Anda di halaman 1dari 9

Nama : Muhammad Rizky Ramadhannur

NIM : 203020601116

Kelas/Angkatan : B / Tahun 2020

Mata Kuliah : Hukum Sumber Daya Alam

Dosen Pengampu : Dr. Heriamariaty, S.H., M.Hum

Tugas Hukum Sumber Daya Alam

Pertambangan Pasir

Industri pertambangan adalah suatu industri di mana bahan galian mineral diproses dan
dipisahkan dari material pengikut yang tidak diperlukan. Berdasarkan jenis pengelolaannya
kegiatan penambangan terdiri atas dua macam yaitu kegiatan penambangan yang dilakukan
oleh badan usaha yang ditunjuk secara langsung oleh negara melalui Kuasa Pertambangan
maupun Kontrak Karya (KK) dan penambangan yang dilakukan oleh rakyat secara manual.
Menurut Dpartemen pertambangan dan energi menggolongkan mnieral ke dalam 3
kelompok, yaitu:

1. Bahan galian golongan A (bahan galian strategis), seperti minyak bumi, gas alam,
batu bara, timah putih, besi, nikel, bahan gallian jenis ini dikuasai oleh negara.
2. Bahan galian golongan B (bahan galian vital), seperti diantaranya emas, perak, intan,
timah hitam, belerang, air raksa, bahan galian ini dapat diusahakan oleh badan usaha
milik negara ataupun bersama-sama dengan rakyat.
3. Bahan galian glongan C (bukan merupakan bahan galian strategis ataupun vital),
seperti diantaranya berupa masrmer, batu kapur, tanah liat, pasir, yang sepanjang
tidak mengandung unsur mineral.

Pasir pasang merupakan pasir yang digunakan sebagai bahan campuran pasir beton untuk
bahan bangunan seperti untuk bahan plesteran dinding.

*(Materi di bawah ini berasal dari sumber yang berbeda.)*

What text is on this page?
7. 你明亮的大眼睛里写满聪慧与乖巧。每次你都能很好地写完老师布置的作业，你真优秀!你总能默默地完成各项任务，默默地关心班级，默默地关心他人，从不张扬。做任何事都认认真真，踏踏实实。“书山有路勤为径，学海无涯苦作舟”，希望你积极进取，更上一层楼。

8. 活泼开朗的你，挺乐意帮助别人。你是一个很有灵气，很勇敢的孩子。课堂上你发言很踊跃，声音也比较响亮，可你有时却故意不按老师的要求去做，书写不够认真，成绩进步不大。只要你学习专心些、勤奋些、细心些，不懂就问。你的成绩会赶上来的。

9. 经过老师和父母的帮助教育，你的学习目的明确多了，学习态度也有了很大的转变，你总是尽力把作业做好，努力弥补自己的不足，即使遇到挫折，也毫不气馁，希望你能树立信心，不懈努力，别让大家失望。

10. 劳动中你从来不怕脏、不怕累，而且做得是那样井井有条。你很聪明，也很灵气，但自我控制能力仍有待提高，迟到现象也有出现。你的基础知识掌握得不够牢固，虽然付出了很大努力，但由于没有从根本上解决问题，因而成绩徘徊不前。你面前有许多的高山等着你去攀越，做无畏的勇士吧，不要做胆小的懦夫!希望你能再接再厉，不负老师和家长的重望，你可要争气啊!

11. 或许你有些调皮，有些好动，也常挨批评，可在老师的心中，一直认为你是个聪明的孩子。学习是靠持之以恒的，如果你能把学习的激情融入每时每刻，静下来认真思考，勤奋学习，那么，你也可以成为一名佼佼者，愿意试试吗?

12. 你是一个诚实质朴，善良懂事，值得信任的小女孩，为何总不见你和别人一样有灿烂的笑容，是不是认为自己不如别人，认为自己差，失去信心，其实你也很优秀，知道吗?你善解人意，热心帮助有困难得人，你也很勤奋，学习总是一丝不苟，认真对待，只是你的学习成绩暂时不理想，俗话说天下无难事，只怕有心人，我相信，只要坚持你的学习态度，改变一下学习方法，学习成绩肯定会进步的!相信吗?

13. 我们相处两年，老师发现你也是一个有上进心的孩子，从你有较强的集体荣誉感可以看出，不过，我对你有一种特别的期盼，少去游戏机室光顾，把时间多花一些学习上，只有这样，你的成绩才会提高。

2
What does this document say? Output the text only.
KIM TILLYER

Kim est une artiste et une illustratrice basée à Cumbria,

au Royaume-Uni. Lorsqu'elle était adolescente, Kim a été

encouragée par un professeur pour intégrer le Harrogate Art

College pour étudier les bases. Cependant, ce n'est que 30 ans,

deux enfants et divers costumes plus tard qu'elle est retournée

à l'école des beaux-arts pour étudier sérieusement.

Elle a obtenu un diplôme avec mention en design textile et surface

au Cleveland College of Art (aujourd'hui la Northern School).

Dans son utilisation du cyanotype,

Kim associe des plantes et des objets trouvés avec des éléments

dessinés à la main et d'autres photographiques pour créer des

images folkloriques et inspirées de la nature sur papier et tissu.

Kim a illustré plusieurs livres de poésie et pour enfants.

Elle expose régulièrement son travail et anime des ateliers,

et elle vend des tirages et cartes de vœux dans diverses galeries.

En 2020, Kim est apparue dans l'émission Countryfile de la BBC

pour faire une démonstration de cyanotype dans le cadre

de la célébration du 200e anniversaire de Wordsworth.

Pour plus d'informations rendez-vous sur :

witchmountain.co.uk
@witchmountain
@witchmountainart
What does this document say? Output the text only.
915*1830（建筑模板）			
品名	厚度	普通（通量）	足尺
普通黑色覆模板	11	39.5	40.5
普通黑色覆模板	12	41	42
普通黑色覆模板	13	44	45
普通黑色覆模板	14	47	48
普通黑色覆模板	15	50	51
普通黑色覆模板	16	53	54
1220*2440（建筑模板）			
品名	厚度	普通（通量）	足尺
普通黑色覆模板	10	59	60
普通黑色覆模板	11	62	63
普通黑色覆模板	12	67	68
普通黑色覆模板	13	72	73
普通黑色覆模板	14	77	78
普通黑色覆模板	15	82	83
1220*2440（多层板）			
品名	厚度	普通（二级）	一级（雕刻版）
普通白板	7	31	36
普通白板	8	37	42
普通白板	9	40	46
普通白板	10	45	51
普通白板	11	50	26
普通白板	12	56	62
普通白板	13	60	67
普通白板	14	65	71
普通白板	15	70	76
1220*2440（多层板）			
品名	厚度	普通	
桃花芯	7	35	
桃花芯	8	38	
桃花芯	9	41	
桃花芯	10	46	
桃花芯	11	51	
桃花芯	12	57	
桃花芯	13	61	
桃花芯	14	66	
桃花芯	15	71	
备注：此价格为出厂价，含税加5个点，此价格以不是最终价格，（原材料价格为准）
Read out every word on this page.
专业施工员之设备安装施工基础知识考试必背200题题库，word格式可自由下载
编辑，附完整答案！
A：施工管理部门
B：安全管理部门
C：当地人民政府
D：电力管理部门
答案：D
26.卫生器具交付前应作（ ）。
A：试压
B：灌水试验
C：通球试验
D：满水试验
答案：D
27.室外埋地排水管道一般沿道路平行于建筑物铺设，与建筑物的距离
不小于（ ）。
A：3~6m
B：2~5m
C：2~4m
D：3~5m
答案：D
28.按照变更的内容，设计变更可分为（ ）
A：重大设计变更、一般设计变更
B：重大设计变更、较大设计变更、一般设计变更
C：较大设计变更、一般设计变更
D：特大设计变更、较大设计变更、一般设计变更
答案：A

Kegiatan penambangan pasir pasang semakin marak dilakukan didaerah Kalimantan


Tengah khususnya di daerah sekitar kota Palangka Raya setiap harinya demi mencari
keuntungan. Semakin maraknya penambangan pasir ini mengakibatkan dampak negatif
diantaranya:

1. Rusaknya lingkungan hidup

Penambangan pasir berdampak pada rusaknya limgkungan berupa longsornya tebing-


tebing tanah atau mengakibatkan cekungan-cekungan di daerah bekas penambangan tersebut
yang tentunya akan berdampak negatif pada keseimbangan lingkungan. Selain itu,
penambangan pasir secara berlebihan dapat mengakibatkan pengkikisan terhadap humus
tanah, terbentuknya luban-lubang besar dan mengakibatkan erosi. Selain itu, apabila
dilakukan secara berlebihan penambangan pasir ini dapat merusak lingkungan secara
permanen dimana unsur hara di dalam tanah akan tersemar oleh kandungan kimia hasil dari
penambangan yang kemudian mengakibatkan rusaknya potensi sumber daya alam yang ada
disekitar lokasi pertambangan tersebut.

2. Terganggunya flora dan fauna

Penambangan pasir juga memiliki dampak negatif terhadap ekosistem hewan dan
tumbuh-tumbuhan terutama yang hidup disekitar penambangan pasir. Hal yang dirasakan
oleh masyarakat adalah banyaknya tanaman-tanaman baik yang ditanam oleh masyarakat
rusak karena terkena dampak dari penambangan pasir baik secara langsung maupun tidak.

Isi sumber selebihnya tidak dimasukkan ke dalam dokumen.